The TCMC distribution process is an extension of the Current Good Manufacturing Practices (cGMP) environment to which all drugs and biological products must adhere, as enforced by the U.S. Food and Drug Administration (FDA) or comparable authorities outside the United States. As such, the distribution process must be validated to ensure that there is no negative impact to the safety, efficacy, or quality of the drug substance. The cGMP environment begins with all things that are used to manufacture a drug substance, and it does not end until that drug substance is administered to a patient. Therefore, all processes that might impact the safety, efficacy, or quality of the drug substance must be validated, including storage and distribution of the ingredients and the drug substance.
Maintaining the TCMC can become particularly difficult in the distribution cycle before the end user receives the product. In order to meet this market need, insulated containers using specialty phase change materials (PCM) may be employed that can maintain the temperature of the product during transport and refrigerated storage.
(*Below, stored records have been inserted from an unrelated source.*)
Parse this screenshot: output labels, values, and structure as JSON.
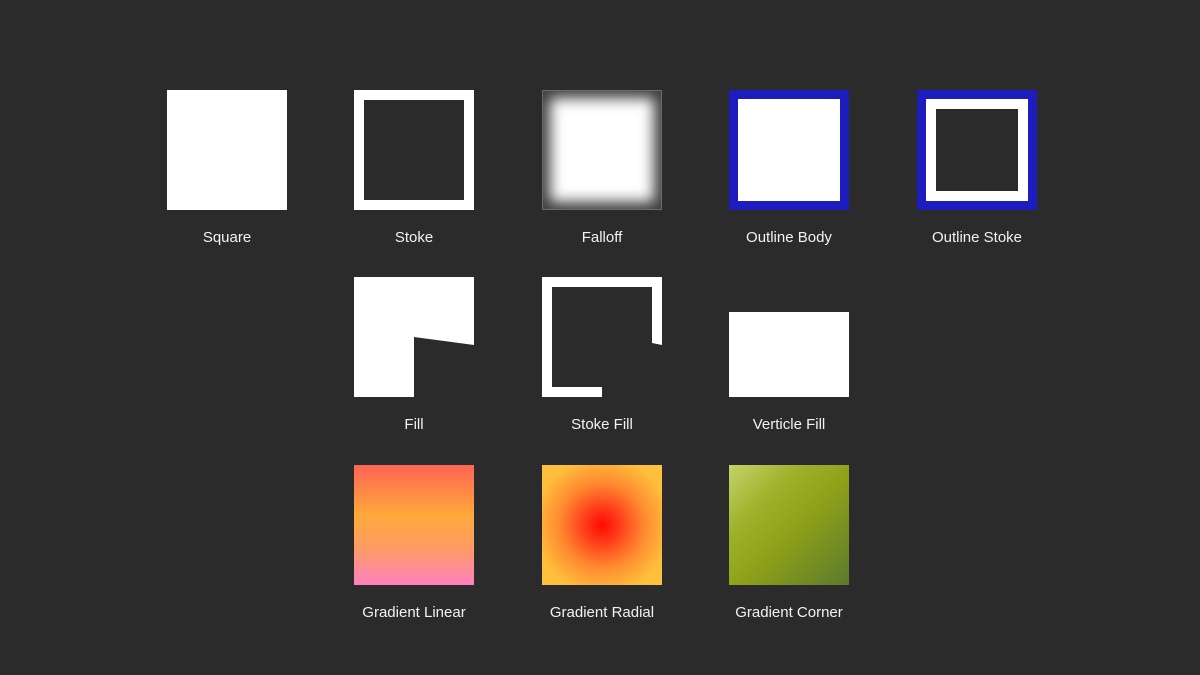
{
  "background_color": "#2b2b2b",
  "accent_colors": {
    "outline_blue": "#1c1cbf",
    "white": "#ffffff"
  },
  "tiles": [
    {
      "id": "square",
      "label": "Square"
    },
    {
      "id": "stoke",
      "label": "Stoke"
    },
    {
      "id": "falloff",
      "label": "Falloff"
    },
    {
      "id": "outline_body",
      "label": "Outline Body"
    },
    {
      "id": "outline_stoke",
      "label": "Outline Stoke"
    },
    {
      "id": "fill",
      "label": "Fill"
    },
    {
      "id": "stoke_fill",
      "label": "Stoke Fill"
    },
    {
      "id": "verticle_fill",
      "label": "Verticle Fill"
    },
    {
      "id": "gradient_linear",
      "label": "Gradient Linear"
    },
    {
      "id": "gradient_radial",
      "label": "Gradient Radial"
    },
    {
      "id": "gradient_corner",
      "label": "Gradient Corner"
    }
  ]
}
In the past, various “off-the-shelf” container solutions, including those using PCM-based technologies, have been developed, usually for specific payloads. The current time-to-market for developing custom solutions not available “off-the-shelf” is lengthy, and is therefore undesirable by many customers, especially in the clinical trials, diagnostics, and research markets. As such, existing “off-the-shelf” solutions only satisfy a small portion of the market. In particular, existing “off-the-shelf” solutions offer no or very limited variability with regard to the available temperature ranges, time at temperature, and payload size.
Furthermore, there have been other regulatory trends in the art which have challenged the performance of thermally controlled packaging. Most existing thermally controlled systems employ small, parceled-sized packages. Although delivery companies generally do well at ensuring that the package arrives on time, they typically do not ensure that the package is transported in a particular orientation, even if specifically marked on the package. The FDA and other similar regulatory agencies recently have been made aware that most packaging is only designed to perform when shipped “upright” relative to the orientation of the payload. Consequently, enforcement of a requirement that a package work in any orientation is anticipated in the near future. For this reason, it is highly desirable for a thermally controlled package to perform equivalently regardless of its orientation while in transit.
Thus, what is needed in the art is a cold-chain container solution that reduces the need for custom container designs while still permitting a variety of different temperature range requirements to be met. What is further needed is for such a solution to perform consistently regardless of orientation during shipping.